Cláudia Wonder, ativista transexual, em 2005, afirma que “o pior é que devido a homofobia internalizada esse preconceito vem mais da parte dos homossexuais do que dos heteros”. E dá seu testemunho pessoal:

“Já senti o preconceito dos meus ‘iguais’ na pele. Era efeminado e, por não ser aceito nem pelos heteros e nem pelos gays, me efeminei por completo e me tornei travesti. Nunca esqueço a frase que disse quando, aos 22 anos, tomei a decisão: ‘Vou virar travesti para ser amado’” .***

Os conflitos, as contradições e paradoxos integram todas as interações humanas. Em um coletivo que se proponha a empreender uma luta de caráter político reivindicando mudanças profundas nas estruturas de pensamento, mas necessariamente constituído por sujeitos socializados no interior da mesma estrutura frente a qual se irresignam, seria impensável imaginar não aparecessem.

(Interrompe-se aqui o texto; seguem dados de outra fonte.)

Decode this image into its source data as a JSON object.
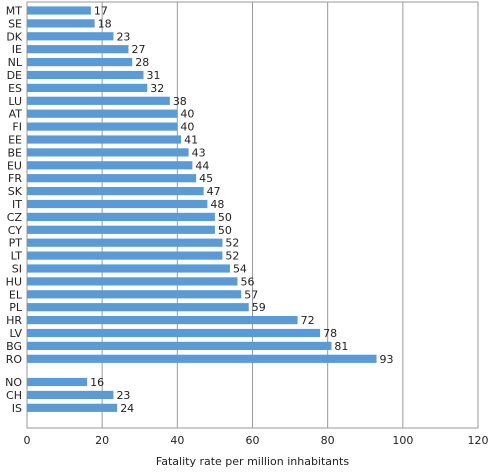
{
  "chart_data": {
    "type": "bar",
    "orientation": "horizontal",
    "xlabel": "Fatality rate per million inhabitants",
    "xlim": [
      0,
      120
    ],
    "xticks": [
      0,
      20,
      40,
      60,
      80,
      100,
      120
    ],
    "grid": "vertical",
    "bar_color": "#5b9bd5",
    "groups": [
      {
        "categories": [
          "MT",
          "SE",
          "DK",
          "IE",
          "NL",
          "DE",
          "ES",
          "LU",
          "AT",
          "FI",
          "EE",
          "BE",
          "EU",
          "FR",
          "SK",
          "IT",
          "CZ",
          "CY",
          "PT",
          "LT",
          "SI",
          "HU",
          "EL",
          "PL",
          "HR",
          "LV",
          "BG",
          "RO"
        ],
        "values": [
          17,
          18,
          23,
          27,
          28,
          31,
          32,
          38,
          40,
          40,
          41,
          43,
          44,
          45,
          47,
          48,
          50,
          50,
          52,
          52,
          54,
          56,
          57,
          59,
          72,
          78,
          81,
          93
        ]
      },
      {
        "categories": [
          "NO",
          "CH",
          "IS"
        ],
        "values": [
          16,
          23,
          24
        ]
      }
    ]
  }
}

Darcy Penteado, porém, foi daqueles raros que, escapando ao pensamento da maioria em sua época, se posicionou de forma veemente na defesa de todos os segmentos alvo de desqualificação por conta de sua orientação sexual e identidade de gênero – fossem gays, lésbicas ou os afeminados, aos quais tradicionalmente se desferiu e ainda desferem as maiores desqualificações e os atos de maiores violência, por representarem uma outra forma de personificação dos negativos sentidos atribuídos ao passivo sexual.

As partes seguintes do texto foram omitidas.